I read about this earlier today.  People were having their phones searched when they were leaving the US!  WTF!  This is insane.  And if you don't give them your phone pass code what are they going to do?  Lock you up?  This is insane.  

The last time I came back to the US from Canada the CBP agents looked like NAZI thugs.  Disgusting.

Montana Cowboy Jan 7, 2018 11:05 PM Permalink

Take all your private data and put in into an encrypted file container. Email the file to yourself. Download it after you cross a border, then decrypt and restore.

An encrypted file container is like a zip file in the sense that it holds multiple files. But the encryption key is much more than just a password. My favorite is VeraCrypt, the continuation of the famous TrueCrypt. Its free. Its cross-platform to every op system and will mount a file container as if it were a drive. Also does Full Drive Encryption in Windows. https://www.veracrypt.fr/en/Downloads.html

Funny thing is that real terrorists, presuming they exist, already know all this. The airport Nazis only get data from everyone else - and they know this. So why?

swmnguy Montana Cowboy Jan 8, 2018 7:19 AM Permalink

You're quite right; this isn't about catching "real terrorists," presuming of course they exist.

This is about hassling little people, but it's also about industrial espionage.  The contents of these searched devices sometimes pop up in very curious places.

I work coordinating corporate events.  My clients include a number of large companies, many with global employees and operations.  A number of these companies are scheduling their events outside the US now.  I've worked on one annual meeting for a company for about 12 years now.  They bring in executives from about 40 countries, to their US headquarters.  Each time it's about 500 people, so airfare, hotel, food, meeting space, content and video production, entertainment, etc.; counting all costs it's probably close to $10,000,000 spent into the local economy.

Their overseas executives are sick and tired of having their stuff stolen at US Customs, being treated like criminals by the rude and incompetent US border officials.  They've been traveling with burner phones and even burner laptops, accessing their proprietary data only after entry to the US, via VPNs and The Cloud.  They've even set up fake information to pull down and hand over to US Customs, because coming through with empty devices is also a "red flag" that gets people locked into small rooms until they decide to hand over data that may not even be theirs to divulge.

So the sponsors of this one event are taking their $10,000,000 overseas next year, and probably every year after that.  And that's just the one even for the one company I'm thinking of; there are many others.

Hey, I don't mind a paid trip to Europe or Asia.  Except I dread coming back through US Customs.

 

In reply to by Montana Cowboy

pparalegal Jan 8, 2018 1:20 AM Permalink

Ever see the opening scenes of Airplane the movie?

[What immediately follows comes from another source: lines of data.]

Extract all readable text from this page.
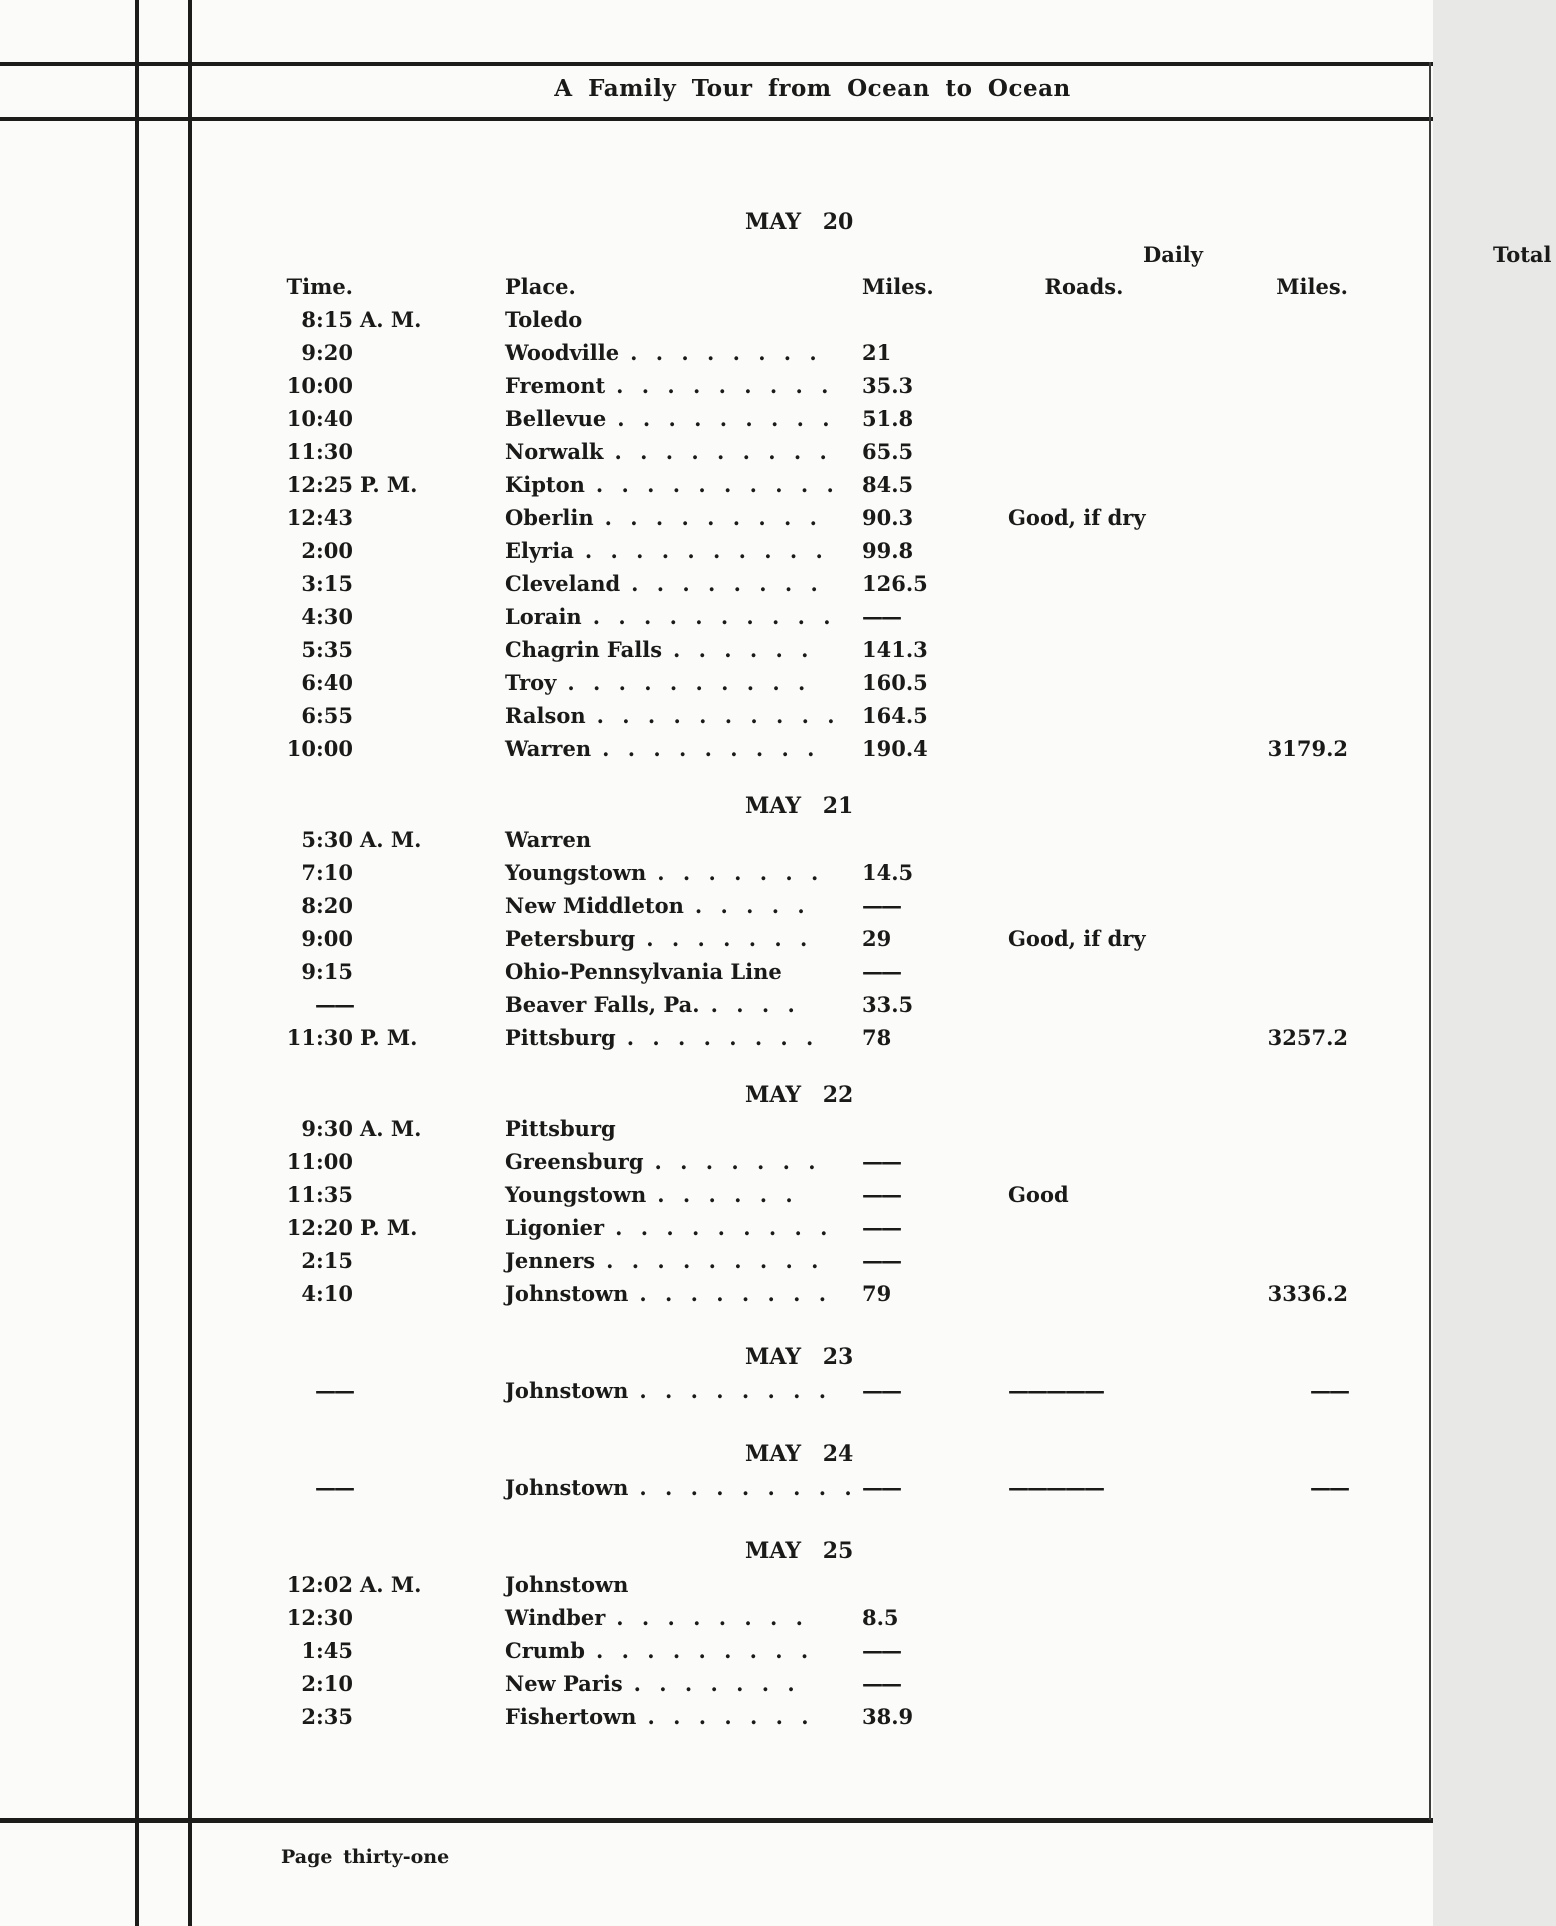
A Family Tour from Ocean to Ocean
MAY 20
Daily	Total
Time.	Place.	Miles.	Roads.	Miles.
8:15 A. M.	Toledo
9:20	Woodville . . . . . . . .	21
10:00	Fremont . . . . . . . . .	35.3
10:40	Bellevue . . . . . . . . .	51.8
11:30	Norwalk . . . . . . . . .	65.5
12:25 P. M.	Kipton . . . . . . . . . .	84.5
12:43	Oberlin . . . . . . . . .	90.3	Good, if dry
2:00	Elyria . . . . . . . . . .	99.8
3:15	Cleveland . . . . . . . .	126.5
4:30	Lorain . . . . . . . . . .	——
5:35	Chagrin Falls . . . . . .	141.3
6:40	Troy . . . . . . . . . .	160.5
6:55	Ralson . . . . . . . . . .	164.5
10:00	Warren . . . . . . . . .	190.4	3179.2
MAY 21
5:30 A. M.	Warren
7:10	Youngstown . . . . . . .	14.5
8:20	New Middleton . . . . .	——
9:00	Petersburg . . . . . . .	29	Good, if dry
9:15	Ohio-Pennsylvania Line	——
——	Beaver Falls, Pa. . . . .	33.5
11:30 P. M.	Pittsburg . . . . . . . .	78	3257.2
MAY 22
9:30 A. M.	Pittsburg
11:00	Greensburg . . . . . . .	——
11:35	Youngstown . . . . . .	——	Good
12:20 P. M.	Ligonier . . . . . . . . .	——
2:15	Jenners . . . . . . . . .	——
4:10	Johnstown . . . . . . . .	79	3336.2
MAY 23
——	Johnstown . . . . . . . .	——	—————	——
MAY 24
——	Johnstown . . . . . . . . . ——	—————	——
MAY 25
12:02 A. M.	Johnstown
12:30	Windber . . . . . . . .	8.5
1:45	Crumb . . . . . . . . .	——
2:10	New Paris . . . . . . .	——
2:35	Fishertown . . . . . . .	38.9
Page thirty-one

Where grandma gets the full body search while IED packing bearded terrorists walk right through TSA like inspection? And that was in 1980.

I have never met a customs/ border agent with any sense of humor. Passing into Canda at Buffalo NY they asked who my governor is and several more questions like it. Got my van stripped coming back from Mexico and grilled in the Vancouver airport after a Carnival cruse to Alaska. And I am a straight white male. No sense of humor.

 

TeraByte Jan 8, 2018 2:40 AM Permalink

Funny, how one can keep safe simple passwords related to historic events, because such dates have been generally misinterpreted. Wanted to be not spied on, why are you here and now? Ever tried to see, which information your PC is constantly providing to third parties, not to mention NSA. It all is in your logs.

roddy6667 Jan 8, 2018 3:19 AM Permalink

Americans should travel internationally, especially in Asia. When they return to the States they will see what a police state it has turned into.